Saturday 23 March 2013

Career


And this, ladies and gentlemen, is why I should pursue a career in acting. Because in acting, even best friends get to be this close, not talking holding hands or hugging, this close. Since no ones gonna fall in love with me, at least having someone being paid to do so isn't that bad. Even transguys need a little love and affection. Besides, she's pretty hot, from this angle especially, love her jawline. And well, I'm sorry that, when I saw the trailer to that movie, and the retarded parts of it, the first person I thought of watching it with is you. And I was wishing that even though I wasn't the first to ask, but I might still have had a chance to watch it with you. I didn't know you thought differently, and that's why I reacted that way I guess. You're like a huge trigger for me now, it's like everything you say or do, I don't know whether I can believe because of previous things that you have done. I wish I could hand you my trust to be taken care of, but I'm afraid it will be be carelessly swept aside on a dusty shelf waiting for a day you care.
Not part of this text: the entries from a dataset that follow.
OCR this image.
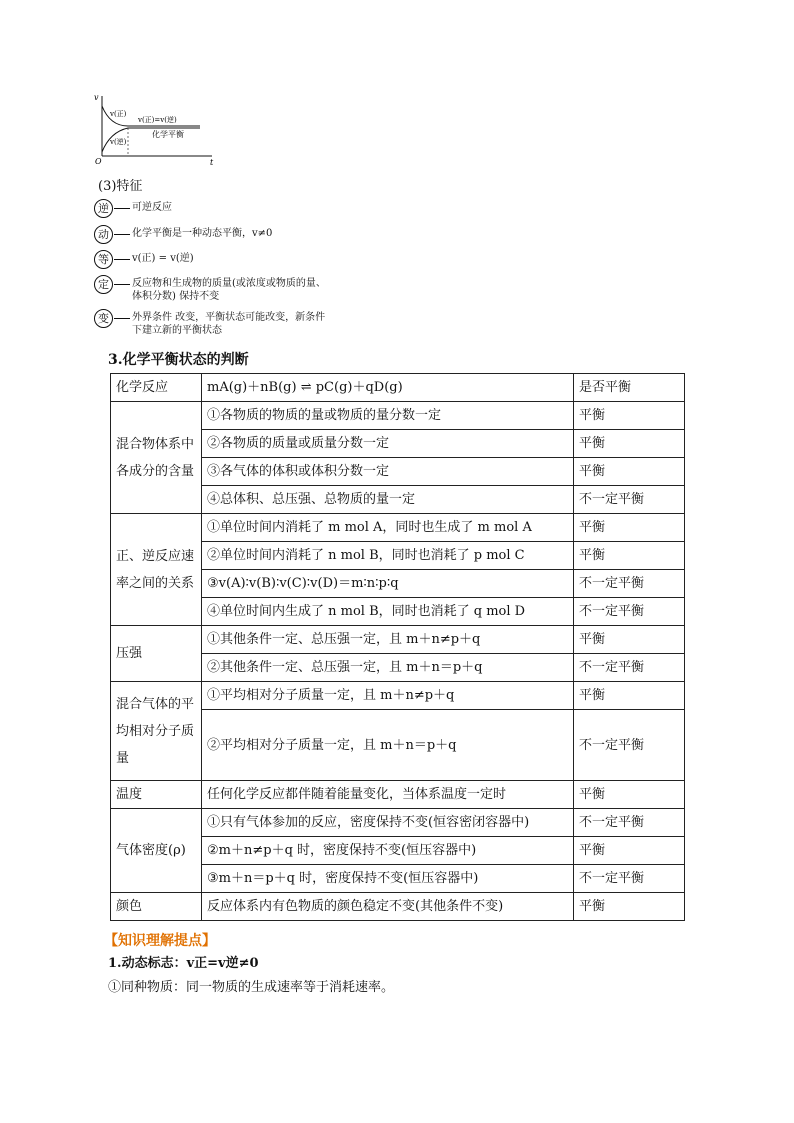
v
t
O
v(正)
v(逆)
v(正)=v(逆)
化学平衡
(3)特征
逆	可逆反应
动	化学平衡是一种动态平衡，v≠0
等	v(正) = v(逆)
定	反应物和生成物的质量(或浓度或物质的量、
体积分数) 保持不变
变	外界条件 改变，平衡状态可能改变，新条件
下建立新的平衡状态
3.化学平衡状态的判断
化学反应	mA(g)＋nB(g) ⇌ pC(g)＋qD(g)	是否平衡
混合物体系中各成分的含量	①各物质的物质的量或物质的量分数一定	平衡
	②各物质的质量或质量分数一定	平衡
	③各气体的体积或体积分数一定	平衡
	④总体积、总压强、总物质的量一定	不一定平衡
正、逆反应速率之间的关系	①单位时间内消耗了 m mol A，同时也生成了 m mol A	平衡
	②单位时间内消耗了 n mol B，同时也消耗了 p mol C	平衡
	③v(A)∶v(B)∶v(C)∶v(D)＝m∶n∶p∶q	不一定平衡
	④单位时间内生成了 n mol B，同时也消耗了 q mol D	不一定平衡
压强	①其他条件一定、总压强一定，且 m＋n≠p＋q	平衡
	②其他条件一定、总压强一定，且 m＋n＝p＋q	不一定平衡
混合气体的平均相对分子质量	①平均相对分子质量一定，且 m＋n≠p＋q	平衡
	②平均相对分子质量一定，且 m＋n＝p＋q	不一定平衡
温度	任何化学反应都伴随着能量变化，当体系温度一定时	平衡
气体密度(ρ)	①只有气体参加的反应，密度保持不变(恒容密闭容器中)	不一定平衡
	②m＋n≠p＋q 时，密度保持不变(恒压容器中)	平衡
	③m＋n＝p＋q 时，密度保持不变(恒压容器中)	不一定平衡
颜色	反应体系内有色物质的颜色稳定不变(其他条件不变)	平衡
【知识理解提点】
1.动态标志：v正=v逆≠0
①同种物质：同一物质的生成速率等于消耗速率。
So I place my trust on my own shelf, but the triggers are getting worse. It's the trauma of a high speed car crash, flashbacks, breakdowns, crippling fear to look at a car again. It's the body's defence mechanism against happiness balanced on a tower of needles. A lost child in an alley, sweating profusely, skin white and cold, eyes wide in terror, darting to and fro, transfixed upon a wall of shadows with their longs claws and crooked laughs. I wish I could stay mad at you, but there's no way for me to. You know exactly how to warm my insides, make me forget why I was ever angry at you in the first place. I can't help myself.